A ministra de Direitos Humanos é pastora evangélica e disse que é hora de a Igreja governar o país. A Constituição Brasileira consagrou a visão moderna de separar a Igreja do Estado que legalmente deve ser laico, mas a ministra acha que sua Igreja é a dona da verdade. É bom não esquecer que ela disse que viu Jesus subindo numa goiabeira e impediu, temendo que ele caísse e se machucasse.
Além desses casos irracionais, outros ministros nos brindam com decisões estapafúrdias. A futura ministra da Agricultura anunciou sua decisão de acabar com a inspeção diária em frigoríficos do país. Ela propõe que cada produtor auto inspecione a sua unidade. Provavelmente, os exportadores de carne vão reclamar, pois vão perder clientes no exterior, desconfiados da qualidade da carne. Nessas circunstâncias, o risco de carne estragada existe, mas seria muito maior no mercado interno.
Segundo a imprensa, o Ministério da Cidadania vai cuidar de bolsa família, políticas de combate à pobreza, esporte, cultura, política anti drogas, desenvolvimento social, direitos humanos e parte do espólio do Ministério do Trabalho. Não é difícil imaginar o caos que resultará dessa salada mista.
O ministro do Meio Ambiente é réu na Justiça de São Paulo por falsificação de licenças e adulteração de mapas, tudo para agradar as empresas poluidoras. O novo presidente do IBAMA já anunciou que deseja implantar licenciamento ambiental automático. Ele
defende que produtores rurais emitam sua própria licença por meio de um sistema eletrônico. Ou seja, violando todos os princípios do Direito Ambiental, ele vai acabar com o licenciamento ambiental.
Como se vê, a cada dia fica mais claro o "método na loucura". Bolsonaro quer perdoar dívida de R$ 17 bilhões do agronegócio. "Em resposta ao apoio de um dos setores que o elegeu, o presidente recém-eleito Jair Bolsonaro deverá perdoar dívida de R$ 17 bilhões do FunRural (Fundo de Assistência ao Trabahador Rural)", conforme matéria publicada no jornal Valor na sexta-feira 21/12/2018.
A morte anunciada do Brasil enquanto país autônomo tem na venda da Embraer um dos seus símbolos mais fortes.
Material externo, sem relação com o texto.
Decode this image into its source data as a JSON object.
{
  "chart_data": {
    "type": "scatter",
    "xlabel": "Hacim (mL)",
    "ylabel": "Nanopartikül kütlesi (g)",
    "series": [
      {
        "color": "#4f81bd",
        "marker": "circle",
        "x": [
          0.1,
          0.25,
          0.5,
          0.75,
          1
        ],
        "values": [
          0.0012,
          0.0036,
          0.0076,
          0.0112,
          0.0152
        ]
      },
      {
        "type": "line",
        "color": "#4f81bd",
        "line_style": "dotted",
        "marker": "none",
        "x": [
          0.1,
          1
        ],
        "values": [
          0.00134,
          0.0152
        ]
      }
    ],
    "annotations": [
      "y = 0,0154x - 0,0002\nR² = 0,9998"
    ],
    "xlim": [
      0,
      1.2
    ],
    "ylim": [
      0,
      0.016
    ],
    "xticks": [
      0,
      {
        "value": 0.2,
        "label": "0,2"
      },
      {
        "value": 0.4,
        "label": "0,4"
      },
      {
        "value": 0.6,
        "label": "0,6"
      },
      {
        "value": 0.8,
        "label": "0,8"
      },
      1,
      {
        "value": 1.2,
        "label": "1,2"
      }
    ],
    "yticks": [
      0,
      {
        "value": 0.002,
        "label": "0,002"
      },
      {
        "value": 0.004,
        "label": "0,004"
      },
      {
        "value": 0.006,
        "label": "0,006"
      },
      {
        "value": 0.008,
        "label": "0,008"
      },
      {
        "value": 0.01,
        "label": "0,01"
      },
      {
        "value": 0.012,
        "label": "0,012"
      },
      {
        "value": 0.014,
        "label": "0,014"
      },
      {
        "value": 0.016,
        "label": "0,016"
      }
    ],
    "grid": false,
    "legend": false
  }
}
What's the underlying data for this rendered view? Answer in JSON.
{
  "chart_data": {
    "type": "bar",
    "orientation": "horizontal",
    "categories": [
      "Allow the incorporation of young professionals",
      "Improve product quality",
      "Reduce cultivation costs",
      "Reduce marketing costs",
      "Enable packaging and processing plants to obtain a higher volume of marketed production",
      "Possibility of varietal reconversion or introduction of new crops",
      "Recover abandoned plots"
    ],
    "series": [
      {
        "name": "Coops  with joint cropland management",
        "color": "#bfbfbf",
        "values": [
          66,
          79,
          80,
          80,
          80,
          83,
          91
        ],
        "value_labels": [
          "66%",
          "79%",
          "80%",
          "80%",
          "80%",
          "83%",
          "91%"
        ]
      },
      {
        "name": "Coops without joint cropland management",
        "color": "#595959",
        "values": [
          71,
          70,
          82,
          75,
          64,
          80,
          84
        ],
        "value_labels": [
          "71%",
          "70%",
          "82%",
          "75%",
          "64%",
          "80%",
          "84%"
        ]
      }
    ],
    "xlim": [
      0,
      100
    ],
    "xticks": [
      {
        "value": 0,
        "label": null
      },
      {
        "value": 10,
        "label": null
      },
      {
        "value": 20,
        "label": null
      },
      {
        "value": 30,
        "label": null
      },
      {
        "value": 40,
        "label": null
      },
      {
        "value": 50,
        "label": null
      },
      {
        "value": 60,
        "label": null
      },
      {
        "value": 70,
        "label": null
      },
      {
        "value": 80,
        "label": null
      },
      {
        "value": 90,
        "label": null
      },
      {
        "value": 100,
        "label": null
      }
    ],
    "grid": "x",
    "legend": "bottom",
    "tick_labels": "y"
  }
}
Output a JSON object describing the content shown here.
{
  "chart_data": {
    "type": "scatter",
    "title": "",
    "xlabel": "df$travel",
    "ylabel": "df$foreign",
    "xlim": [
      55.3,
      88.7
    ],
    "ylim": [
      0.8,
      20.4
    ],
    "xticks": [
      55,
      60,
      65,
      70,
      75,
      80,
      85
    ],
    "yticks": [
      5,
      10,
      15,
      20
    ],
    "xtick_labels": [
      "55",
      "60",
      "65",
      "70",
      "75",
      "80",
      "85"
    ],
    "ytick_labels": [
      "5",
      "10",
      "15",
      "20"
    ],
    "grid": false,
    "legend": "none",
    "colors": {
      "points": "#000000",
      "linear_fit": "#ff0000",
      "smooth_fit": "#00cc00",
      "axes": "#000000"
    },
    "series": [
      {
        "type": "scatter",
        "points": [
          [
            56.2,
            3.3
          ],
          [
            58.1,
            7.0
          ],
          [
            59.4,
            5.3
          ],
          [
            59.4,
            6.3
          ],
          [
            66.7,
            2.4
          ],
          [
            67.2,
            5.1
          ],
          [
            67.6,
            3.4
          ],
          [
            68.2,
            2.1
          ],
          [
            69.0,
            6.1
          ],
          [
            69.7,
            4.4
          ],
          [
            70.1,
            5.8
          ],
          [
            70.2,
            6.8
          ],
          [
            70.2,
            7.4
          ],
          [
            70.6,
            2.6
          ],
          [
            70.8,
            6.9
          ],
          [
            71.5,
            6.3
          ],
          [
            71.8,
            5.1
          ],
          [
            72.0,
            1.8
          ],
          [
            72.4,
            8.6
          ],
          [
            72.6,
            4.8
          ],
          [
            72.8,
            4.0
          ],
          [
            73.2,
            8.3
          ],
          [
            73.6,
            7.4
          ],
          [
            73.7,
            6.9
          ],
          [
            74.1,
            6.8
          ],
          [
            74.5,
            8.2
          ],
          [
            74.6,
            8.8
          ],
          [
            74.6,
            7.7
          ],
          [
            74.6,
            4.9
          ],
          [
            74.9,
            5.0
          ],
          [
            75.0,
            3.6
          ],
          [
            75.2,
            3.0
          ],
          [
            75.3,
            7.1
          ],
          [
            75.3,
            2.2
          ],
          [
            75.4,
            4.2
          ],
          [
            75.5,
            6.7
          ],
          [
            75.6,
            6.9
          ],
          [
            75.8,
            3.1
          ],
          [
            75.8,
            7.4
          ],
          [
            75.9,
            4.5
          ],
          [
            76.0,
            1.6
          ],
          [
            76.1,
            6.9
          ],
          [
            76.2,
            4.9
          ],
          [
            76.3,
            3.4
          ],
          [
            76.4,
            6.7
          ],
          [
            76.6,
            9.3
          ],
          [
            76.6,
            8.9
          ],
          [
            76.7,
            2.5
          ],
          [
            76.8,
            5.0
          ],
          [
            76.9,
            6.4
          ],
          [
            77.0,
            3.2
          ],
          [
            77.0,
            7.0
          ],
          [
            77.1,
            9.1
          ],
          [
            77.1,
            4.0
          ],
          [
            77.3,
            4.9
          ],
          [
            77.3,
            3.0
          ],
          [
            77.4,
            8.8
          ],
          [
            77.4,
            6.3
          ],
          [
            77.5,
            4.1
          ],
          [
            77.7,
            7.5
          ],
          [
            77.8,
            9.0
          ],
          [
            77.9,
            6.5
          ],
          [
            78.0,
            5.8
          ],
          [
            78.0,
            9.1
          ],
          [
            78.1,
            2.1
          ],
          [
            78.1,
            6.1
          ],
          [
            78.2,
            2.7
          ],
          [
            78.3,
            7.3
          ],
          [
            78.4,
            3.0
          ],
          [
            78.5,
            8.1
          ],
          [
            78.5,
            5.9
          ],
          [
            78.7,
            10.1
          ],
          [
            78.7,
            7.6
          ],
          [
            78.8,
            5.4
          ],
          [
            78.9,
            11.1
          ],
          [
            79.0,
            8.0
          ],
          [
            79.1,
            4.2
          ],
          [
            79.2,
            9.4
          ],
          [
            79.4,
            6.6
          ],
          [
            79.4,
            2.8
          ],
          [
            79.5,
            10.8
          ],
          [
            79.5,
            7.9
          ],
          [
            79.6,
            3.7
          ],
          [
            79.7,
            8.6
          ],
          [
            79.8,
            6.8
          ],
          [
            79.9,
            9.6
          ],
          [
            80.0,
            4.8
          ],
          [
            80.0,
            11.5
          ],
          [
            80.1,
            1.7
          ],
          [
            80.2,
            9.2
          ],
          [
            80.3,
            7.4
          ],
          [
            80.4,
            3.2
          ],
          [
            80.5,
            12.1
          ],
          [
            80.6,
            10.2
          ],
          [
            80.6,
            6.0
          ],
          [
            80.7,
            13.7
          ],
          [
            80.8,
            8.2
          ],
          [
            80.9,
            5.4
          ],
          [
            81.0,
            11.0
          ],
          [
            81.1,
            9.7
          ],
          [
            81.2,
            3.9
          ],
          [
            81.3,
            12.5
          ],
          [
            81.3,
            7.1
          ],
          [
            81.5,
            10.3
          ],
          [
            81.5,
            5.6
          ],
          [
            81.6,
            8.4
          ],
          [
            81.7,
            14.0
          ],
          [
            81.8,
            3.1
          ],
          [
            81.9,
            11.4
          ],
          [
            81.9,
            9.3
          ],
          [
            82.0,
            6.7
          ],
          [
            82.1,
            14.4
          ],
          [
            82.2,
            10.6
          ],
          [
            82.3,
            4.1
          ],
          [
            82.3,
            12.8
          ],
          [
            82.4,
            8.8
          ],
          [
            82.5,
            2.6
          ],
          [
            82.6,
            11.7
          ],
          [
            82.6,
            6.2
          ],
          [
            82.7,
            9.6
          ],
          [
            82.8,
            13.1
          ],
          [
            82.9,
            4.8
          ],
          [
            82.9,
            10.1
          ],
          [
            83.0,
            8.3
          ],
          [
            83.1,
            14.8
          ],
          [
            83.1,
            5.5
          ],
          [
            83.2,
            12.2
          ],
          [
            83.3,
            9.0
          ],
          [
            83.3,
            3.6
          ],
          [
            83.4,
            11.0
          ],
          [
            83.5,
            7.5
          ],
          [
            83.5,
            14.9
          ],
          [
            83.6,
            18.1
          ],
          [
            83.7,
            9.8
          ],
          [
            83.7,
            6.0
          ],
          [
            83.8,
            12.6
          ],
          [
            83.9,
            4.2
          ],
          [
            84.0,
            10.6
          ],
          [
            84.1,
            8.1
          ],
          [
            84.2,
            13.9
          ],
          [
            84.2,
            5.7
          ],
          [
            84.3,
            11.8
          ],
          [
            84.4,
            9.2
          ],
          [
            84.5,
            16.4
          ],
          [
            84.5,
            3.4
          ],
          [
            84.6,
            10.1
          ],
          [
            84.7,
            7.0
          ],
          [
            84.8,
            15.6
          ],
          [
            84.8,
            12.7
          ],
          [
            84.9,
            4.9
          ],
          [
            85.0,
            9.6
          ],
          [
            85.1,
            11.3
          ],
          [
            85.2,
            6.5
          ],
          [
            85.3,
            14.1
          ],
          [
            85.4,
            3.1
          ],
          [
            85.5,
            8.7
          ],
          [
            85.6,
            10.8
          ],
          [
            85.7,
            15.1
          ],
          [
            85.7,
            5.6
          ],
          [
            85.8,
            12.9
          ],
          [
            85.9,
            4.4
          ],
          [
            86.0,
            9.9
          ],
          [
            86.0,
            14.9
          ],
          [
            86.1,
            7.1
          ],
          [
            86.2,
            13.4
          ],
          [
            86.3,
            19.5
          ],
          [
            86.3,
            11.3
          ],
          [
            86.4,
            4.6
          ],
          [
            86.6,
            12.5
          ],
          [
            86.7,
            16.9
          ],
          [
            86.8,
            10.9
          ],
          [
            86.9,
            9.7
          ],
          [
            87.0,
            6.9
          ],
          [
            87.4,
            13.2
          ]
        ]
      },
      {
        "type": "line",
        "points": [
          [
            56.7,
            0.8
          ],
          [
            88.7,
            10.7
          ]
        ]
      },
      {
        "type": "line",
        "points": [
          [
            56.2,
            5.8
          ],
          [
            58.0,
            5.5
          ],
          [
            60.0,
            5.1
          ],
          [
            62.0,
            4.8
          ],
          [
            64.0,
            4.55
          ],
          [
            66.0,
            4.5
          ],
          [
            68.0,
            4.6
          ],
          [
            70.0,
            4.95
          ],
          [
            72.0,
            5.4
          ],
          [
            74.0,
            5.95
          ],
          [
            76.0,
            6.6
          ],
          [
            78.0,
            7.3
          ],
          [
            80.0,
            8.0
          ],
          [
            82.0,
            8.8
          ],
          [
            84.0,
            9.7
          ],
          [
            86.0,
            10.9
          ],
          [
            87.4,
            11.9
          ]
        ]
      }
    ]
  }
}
Além do desbaratamento da indústria de auto peças que abastecia a Embraer, toda a indústria nacional sofre um rude golpe. Investimentos públicos, como financiamento do BNDES, por exemplo, geraram produção e tecnologia nacional na fabricação de aviões de pequeno porte, exportado para muitos países. Já há quem preveja que, daqui a alguns anos, a Boeing vai fechar a fábrica no Brasil para abrir outra na Ásia, onde a mão de obra é mais barata.
Em brilhante demonstração de ignorância e mediocridade, o novo presidente rejeitou o Brasil ser a sede da Conferência Internacional do Clima, a COP-25, em 2019. O Brasil vai perder mais ainda o resquício do protagonismo internacional que teve no governo Lula e que perdeu rapidamente no governo Temer.
O Chile, que tem um governo de direita mas não é idiota, aceitou sediar a COP-25. Isso é uma honraria que fortalece o país na comunidade internacional, além de trazer benefícios para o turismo, comércio etc. O Chile tem uma área de 756.626 km2, menor do que cada um dos estados de Amazonas, Pará ou Mato Grosso, e pouco maior do que Minas Gerais. A população do Chile é de 17 milhões, aproximadamente. Menos do que o Estado de São Paulo ou Minas Gerais e equivalente à população do Estado do Rio de Janeiro .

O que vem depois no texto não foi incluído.